Low mortgage payment rates making US homes more affordable, new research reveals

California property owners are paying the most for their homes relative to historic norms and those in the MidWest the least, new research shows.

Overall historically low interest rates mean that American home owners paid almost 37% less per month in mortgage payments in the fourth quarter of 2012 compared to pre housing bubble norms, according to the latest study from online real estate marketplace Zillow.

The firm analysed current and historic median home values as determined by its Home Value Index and median income data from the US Census and the Bureau of Labour Statistics, for more than 240 metro areas nationwide.

Researchers used this data to calculate both an affordability index, measuring the portion of monthly income home owners spend on mortgage payments, and a price to income ratio analysing how much homes cost overall compared to annual incomes.

Low interest rates have given American home owners a significant boost to their purchasing power. In the pre bubble period from 1985 through 1999, when rates for a 30 year fixed mortgage ranged between 6% and 13% Americans spent 19.9% of their median monthly incomes, on average, on mortgage payments for a typical, median priced home, according to the calculations by Zillow.

At the end of the fourth quarter of 2012, with mortgage rates in the 3 to 4% range, US home owners paid 12.6% of their monthly income on mortgage payments, down 36.9% from historic, pre bubble norms.

However, homes themselves have gotten more expensive in many areas, as wages dropped or stagnated but values rose over the last year as the real estate market rebounded. In the pre bubble period home buyers spent 2.6 times their median annual income, on average, on the purchase price of a typical home. But through the end of 2012, buyers nationwide were spending three times their annual incomes, meaning home buyers were buying homes that were 14.5% more expensive relative to their incomes than during the pre bubble period.

‘The days of historically high levels of housing affordability are numbered. Current affordability is almost entirely dependent on low interest rates, and there's no doubt that rates will begin to rise in the next few years. This will have an undeniable effect on demand for housing, as home buyers will have to spend more of their incomes to buy a home,’ said Zillow chief economist Stan Humphries.
‘Home values will have to either remain stagnant while incomes catch up or, quite possibly, home values will have to fall in some markets. This will especially be the case in some markets that have seen strong home value appreciation,’ he explained.

Homeowners in 24 of the 30 largest metros covered by Zillow were paying more for homes in the fourth quarter of 2012 relative to their region's median income than they were from 1985 through 1999.

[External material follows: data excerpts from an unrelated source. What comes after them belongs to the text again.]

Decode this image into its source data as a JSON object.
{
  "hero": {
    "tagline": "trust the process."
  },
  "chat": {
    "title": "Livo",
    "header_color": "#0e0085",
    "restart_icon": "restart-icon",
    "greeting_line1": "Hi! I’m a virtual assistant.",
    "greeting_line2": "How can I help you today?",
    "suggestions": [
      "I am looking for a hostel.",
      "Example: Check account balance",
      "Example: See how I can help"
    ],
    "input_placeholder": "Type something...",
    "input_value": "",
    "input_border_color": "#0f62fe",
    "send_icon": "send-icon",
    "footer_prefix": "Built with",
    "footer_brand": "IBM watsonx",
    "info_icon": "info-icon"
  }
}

Metros with the largest difference between their pre bubble and fourth quarter 2012 price to income ratios included San Jose with 52.1%, Los Angeles with 48.8% more, Portland in Oregon with 45.4%, San Diego with 44.6% more and Denver with 40.8% more.

Of the 30 largest metros covered by Zillow, only Cincinnati with 3.1% less, Chicago with 3.9% less, Cleveland with 6.7% less, Atlanta with 13.9% less, Las Vegas with 14.6% less and Detroit with 25.5% less, posted price income ratios in the fourth quarter of 2012 that were less than historic norms.